There's almost always a copy of the novelisation of E.T. the Extra-Terrestrial by William Kotzwinkle to be found on the SF shelves, sitting there like an old friend, waiting to be rediscovered. In many of the secondhand shops around Melbourne, you can find books stamped to show that the previous owner was Alan Stewart.

I wish I had the time and money to browse through them more often.




Book Prices
I'm sure I'm not the only person who thinks that book prices have gotten a bit silly. $20 for a brand new paperback? I used to be able to afford to buy extra copies of favourite books to give people, but not any more. It's just too damned expensive!

Now, I wouldn't mind if a bit more of that money was finding its way to the authors. I'd be quite cool with that. Writing ain't easy, it's underpaid and under-appreciated. I know authors, people who have proper books out, and none of them are swimming in cash. Well, Sean Williams is - in his mansion there's a swimming pool of money - he said he got the idea from an old Scrooge McDuck comic. But even he only manages because he's cloned himself, and has had the artificially aged and educated clones helping him meet the various deadlines.

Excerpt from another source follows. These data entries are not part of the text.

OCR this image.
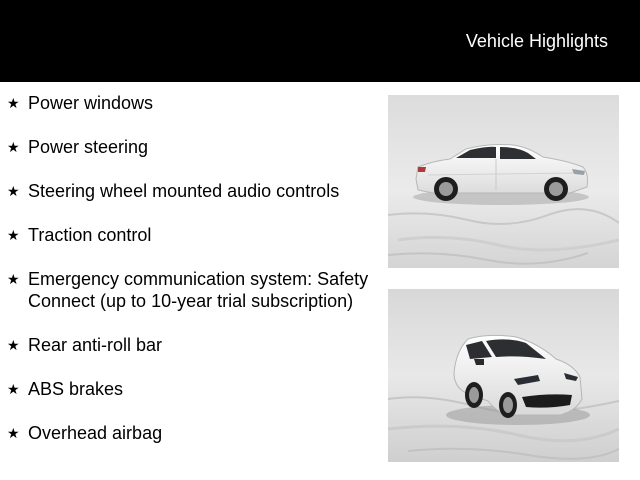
Vehicle Highlights
★ Power windows
★ Power steering
★ Steering wheel mounted audio controls
★ Traction control
★ Emergency communication system: Safety Connect (up to 10-year trial subscription)
★ Rear anti-roll bar
★ ABS brakes
★ Overhead airbag
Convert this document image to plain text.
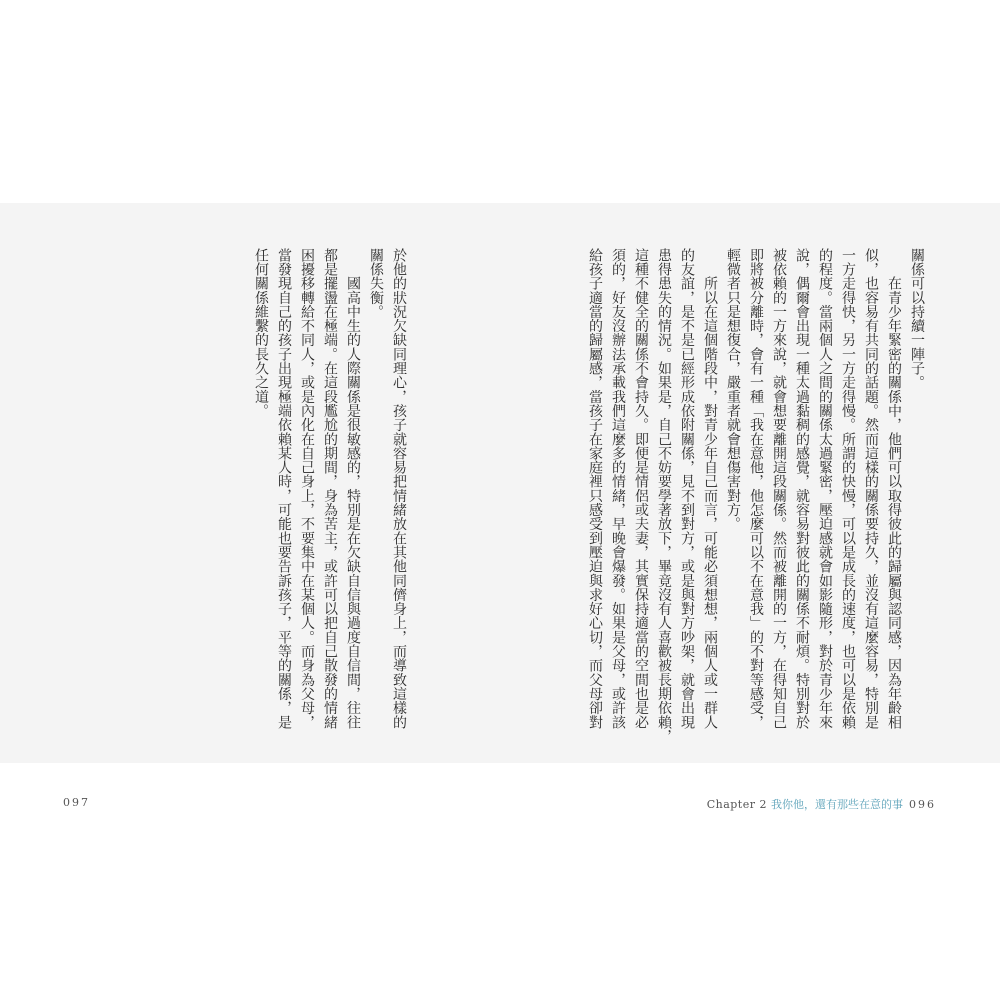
關係可以持續一陣子。
　　在青少年緊密的關係中，他們可以取得彼此的歸屬與認同感，因為年齡相
似，也容易有共同的話題。然而這樣的關係要持久，並沒有這麼容易，特別是
一方走得快，另一方走得慢。所謂的快慢，可以是成長的速度，也可以是依賴
的程度。當兩個人之間的關係太過緊密，壓迫感就會如影隨形，對於青少年來
說，偶爾會出現一種太過黏稠的感覺，就容易對彼此的關係不耐煩。特別對於
被依賴的一方來說，就會想要離開這段關係。然而被離開的一方，在得知自己
即將被分離時，會有一種「我在意他，他怎麼可以不在意我」的不對等感受，
輕微者只是想復合，嚴重者就會想傷害對方。
　　所以在這個階段中，對青少年自己而言，可能必須想想，兩個人或一群人
的友誼，是不是已經形成依附關係，見不到對方，或是與對方吵架，就會出現
患得患失的情況。如果是，自己不妨要學著放下，畢竟沒有人喜歡被長期依賴，
這種不健全的關係不會持久。即便是情侶或夫妻，其實保持適當的空間也是必
須的，好友沒辦法承載我們這麼多的情緒，早晚會爆發。如果是父母，或許該
給孩子適當的歸屬感，當孩子在家庭裡只感受到壓迫與求好心切，而父母卻對
於他的狀況欠缺同理心，孩子就容易把情緒放在其他同儕身上，而導致這樣的
關係失衡。
　　國高中生的人際關係是很敏感的，特別是在欠缺自信與過度自信間，往往
都是擺盪在極端。在這段尷尬的期間，身為苦主，或許可以把自己散發的情緒
困擾移轉給不同人，或是內化在自己身上，不要集中在某個人。而身為父母，
當發現自己的孩子出現極端依賴某人時，可能也要告訴孩子，平等的關係，是
任何關係維繫的長久之道。
097	Chapter 2 我你他，還有那些在意的事 096
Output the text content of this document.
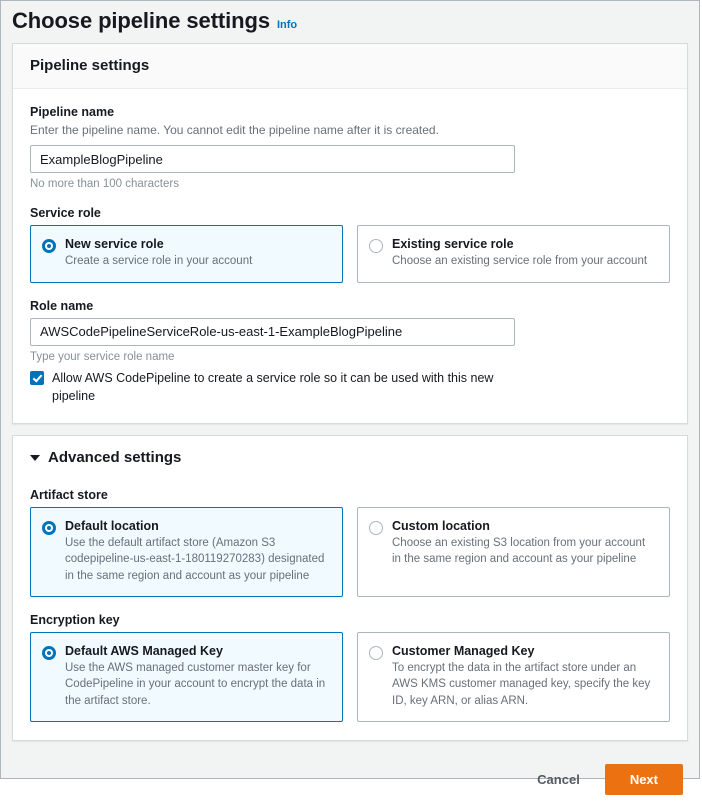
Choose pipeline settings Info
Pipeline settings
Pipeline name
Enter the pipeline name. You cannot edit the pipeline name after it is created.
ExampleBlogPipeline
No more than 100 characters
Service role
New service role
Create a service role in your account
Existing service role
Choose an existing service role from your account
Role name
AWSCodePipelineServiceRole-us-east-1-ExampleBlogPipeline
Type your service role name
Allow AWS CodePipeline to create a service role so it can be used with this new pipeline
Advanced settings
Artifact store
Default location
Use the default artifact store (Amazon S3 codepipeline-us-east-1-180119270283) designated in the same region and account as your pipeline
Custom location
Choose an existing S3 location from your account in the same region and account as your pipeline
Encryption key
Default AWS Managed Key
Use the AWS managed customer master key for CodePipeline in your account to encrypt the data in the artifact store.
Customer Managed Key
To encrypt the data in the artifact store under an AWS KMS customer managed key, specify the key ID, key ARN, or alias ARN.
Cancel	Next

But most other writers, well, they are out selling matchsticks on the street between published stories.

I wouldn't mind if wages had kept up with the price of books, but they haven't. And it's not just new books, either. There are secondhand shops out there charging $10 for ratty old paperbacks! Okay, that's half the price, but it still seems excessive.

And let's face it, the high price tag isn't exactly translating to better quality books, either. What happened to proof-readers? Editors who actually edit? One of the reasons for big thick books is that the cost of producing a giant doorstop is only a little more that producing a 120 page novel. People perceive (or so the publishers think) that a thicker book is better value for money.

Of course I'm speaking here for big publishers - small press have to charge a bit.

Personally, I'd prefer a story to be well-edited and as long as it needs to be, and pay my money for something well-crafted, than to have to trudge through an extra 300 pages of crap. It's not worth my time, and it's certainly not worth my cash.